Overscheduled, Underworked
I’m just going to come out and say it:
Kids need to work more.
They need to scatter legos and build, build, build. They need to challenge each other with board games and don old clothes, pretending to be a Spy Kid, Dorothy from Kansas or Captain America.
If play is a child’s work, why don’t they get to do it more often?
School has started and so have after-school activities. My husband and I try to keep extracurriculars to a minimum, not just because three kids in two activities each is way too hectic but also because our trio are pooped after a scheduled seven-hours in school. Despite our resolve, our weekly after-school docket includes two music lessons, two nights of gymnastics and two afternoons of mountain bike team. And then there is Cub Scouts for both our boys. That’s eight activities. Two more than our family’s critical mass. What happened?! Homework has become something we do while driving to trailheads and music studios, and we have actually tried to slip either that or music practice in after breakfast and before we walk to the bus. Insanity has taken over.
Jennifer Senior (and the families she interviews) has lots to say about over-scheduled kids in her book All Joy and No Fun (September 2014’s pick, see my post “The September 2014 Book is Not About a Lot of Things”) but two points in particular got my attention. First, Ms. Senior explains one reason kids are booked-solid these days is parents are trying to prepare their offspring for an unpredictable future world. Add globalization to the “American Dream” that children will be more successful than their parents at something of their choosing (not in the “family business”), and you have a true “sky is the limit” parental mindset. So kids are involved in everything from soccer to viola lessons to AP classes. Parents hope to hit the mark with at least one of the many extras they sign their kids up for.
Second, parents may be doing kids a disservice by keeping them in several organized activities after school: kids won’t learn how to occupy themselves if they are idle. They won’t cultivate personal interests, hobbies for example, to take into adulthood. I found this second point particularly compelling, especially when my husband extrapolated this idea to the ubiquitous collegiate party animal. We all know someone from high school, he said: the popular star athlete, honor-roller and student council member who dropped out of college because he/she drank and ditched. Could this sad reality be in part because of the “un”structure that is the college campus? No one holds kids accountable for class attendance other than the students themselves. So it could be easy for the coed, accustomed to the watchful eye of high school administration or to Mom’s limo service running the extracurricular carpool, to feel idle.
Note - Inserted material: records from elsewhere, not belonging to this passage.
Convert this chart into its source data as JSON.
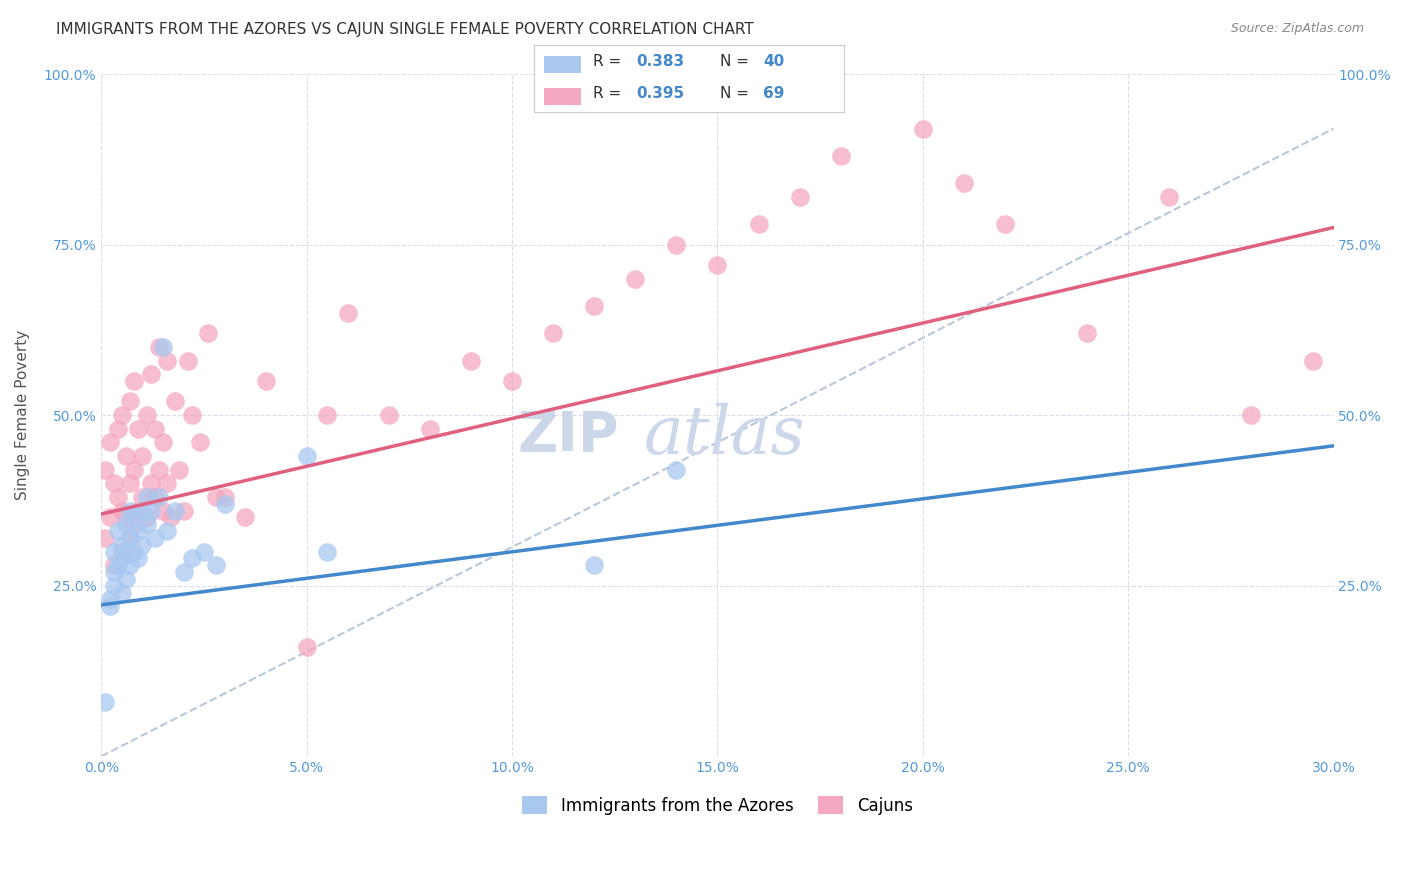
{
  "title": "IMMIGRANTS FROM THE AZORES VS CAJUN SINGLE FEMALE POVERTY CORRELATION CHART",
  "source": "Source: ZipAtlas.com",
  "ylabel": "Single Female Poverty",
  "xmin": 0.0,
  "xmax": 0.3,
  "ymin": 0.0,
  "ymax": 1.0,
  "xtick_labels": [
    "0.0%",
    "5.0%",
    "10.0%",
    "15.0%",
    "20.0%",
    "25.0%",
    "30.0%"
  ],
  "xtick_vals": [
    0.0,
    0.05,
    0.1,
    0.15,
    0.2,
    0.25,
    0.3
  ],
  "ytick_labels": [
    "25.0%",
    "50.0%",
    "75.0%",
    "100.0%"
  ],
  "ytick_vals": [
    0.25,
    0.5,
    0.75,
    1.0
  ],
  "legend_label1": "Immigrants from the Azores",
  "legend_label2": "Cajuns",
  "R1": "0.383",
  "N1": "40",
  "R2": "0.395",
  "N2": "69",
  "color_azores": "#a8c8f0",
  "color_cajun": "#f4a8c0",
  "color_line_azores": "#4488cc",
  "color_line_cajun": "#e06080",
  "color_line_dashed": "#b8c8d8",
  "watermark_color": "#ccd8ea",
  "azores_line_x0": 0.0,
  "azores_line_y0": 0.222,
  "azores_line_x1": 0.3,
  "azores_line_y1": 0.455,
  "cajun_line_x0": 0.0,
  "cajun_line_y0": 0.355,
  "cajun_line_x1": 0.3,
  "cajun_line_y1": 0.775,
  "dashed_line_x0": 0.0,
  "dashed_line_y0": 0.0,
  "dashed_line_x1": 0.3,
  "dashed_line_y1": 0.92,
  "azores_x": [
    0.001,
    0.002,
    0.002,
    0.003,
    0.003,
    0.003,
    0.004,
    0.004,
    0.005,
    0.005,
    0.005,
    0.006,
    0.006,
    0.006,
    0.007,
    0.007,
    0.007,
    0.008,
    0.008,
    0.009,
    0.009,
    0.01,
    0.01,
    0.011,
    0.011,
    0.012,
    0.013,
    0.014,
    0.015,
    0.016,
    0.018,
    0.02,
    0.022,
    0.025,
    0.028,
    0.03,
    0.05,
    0.055,
    0.12,
    0.14
  ],
  "azores_y": [
    0.08,
    0.22,
    0.23,
    0.25,
    0.27,
    0.3,
    0.28,
    0.33,
    0.24,
    0.29,
    0.31,
    0.26,
    0.3,
    0.34,
    0.28,
    0.32,
    0.36,
    0.3,
    0.35,
    0.29,
    0.33,
    0.31,
    0.36,
    0.34,
    0.38,
    0.36,
    0.32,
    0.38,
    0.6,
    0.33,
    0.36,
    0.27,
    0.29,
    0.3,
    0.28,
    0.37,
    0.44,
    0.3,
    0.28,
    0.42
  ],
  "cajun_x": [
    0.001,
    0.001,
    0.002,
    0.002,
    0.003,
    0.003,
    0.004,
    0.004,
    0.005,
    0.005,
    0.005,
    0.006,
    0.006,
    0.007,
    0.007,
    0.007,
    0.008,
    0.008,
    0.008,
    0.009,
    0.009,
    0.01,
    0.01,
    0.011,
    0.011,
    0.012,
    0.012,
    0.013,
    0.013,
    0.014,
    0.014,
    0.015,
    0.015,
    0.016,
    0.016,
    0.017,
    0.018,
    0.019,
    0.02,
    0.021,
    0.022,
    0.024,
    0.026,
    0.028,
    0.03,
    0.035,
    0.04,
    0.05,
    0.055,
    0.06,
    0.07,
    0.08,
    0.09,
    0.1,
    0.11,
    0.12,
    0.13,
    0.14,
    0.15,
    0.16,
    0.17,
    0.18,
    0.2,
    0.21,
    0.22,
    0.24,
    0.26,
    0.28,
    0.295
  ],
  "cajun_y": [
    0.32,
    0.42,
    0.35,
    0.46,
    0.28,
    0.4,
    0.38,
    0.48,
    0.3,
    0.36,
    0.5,
    0.35,
    0.44,
    0.32,
    0.4,
    0.52,
    0.34,
    0.42,
    0.55,
    0.36,
    0.48,
    0.38,
    0.44,
    0.35,
    0.5,
    0.4,
    0.56,
    0.38,
    0.48,
    0.42,
    0.6,
    0.36,
    0.46,
    0.4,
    0.58,
    0.35,
    0.52,
    0.42,
    0.36,
    0.58,
    0.5,
    0.46,
    0.62,
    0.38,
    0.38,
    0.35,
    0.55,
    0.16,
    0.5,
    0.65,
    0.5,
    0.48,
    0.58,
    0.55,
    0.62,
    0.66,
    0.7,
    0.75,
    0.72,
    0.78,
    0.82,
    0.88,
    0.92,
    0.84,
    0.78,
    0.62,
    0.82,
    0.5,
    0.58
  ],
  "title_fontsize": 11,
  "axis_label_fontsize": 11,
  "tick_fontsize": 10,
  "legend_fontsize": 12,
  "watermark_fontsize": 40
}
Bored. And then take the path of least resistance.
Yikes. No one wants their child to be the one who couldn’t hack collegiate life. We parents want well-rounded kids: active (sports), thoughtful (challenging academics) and musically-inclined (Suzuki method, anyone?). But if the cost is the inability to manage time responsibly and productively…that is a price that reaches farther and has more impact than any nurtured talent can.
Our society values “busy.” But I think Jennifer Senior clearly states how unhealthy this modern family attribute can be. For one, busy negates freedom. And this reason is why our family has said no to some popular extracurricular activities and communities. Our weekdays may be hectic but we keep weekends as open as possible and have reaped the benefits of this strategy. Our kids have been able to attend almost all birthday parties they have been invited to. We can drive into the mountains for a hike or a picnic. And if we hear about a cool event, like a Lego home-building contest happening the next day, we can go. Busy? Totally overrated.
But stepping outside the social pressure to “be busy” is not easy. We want our kids to try new things and allow them to do so if they express interest…nurturing curiosity is important. So here we are…our eight activities a week. And finding little time for the kids to put in a good day’s work of building with Magformers, shooting stomp rockets and doll-dressing. Or even having an impromptu playdate with the neighbor kids. But I think our lesson is learned…the hard way. We need to recalibrate our scale in favor of what kids truly need: more time to “work,” to engage in free play.
Because as the saying goes, no one looks back on life and says, “Gee, I wish I had put in more hours at the office.” So I doubt anybody would look back on childhood and say,
“Gee, I wish I had even less time to play than I had.”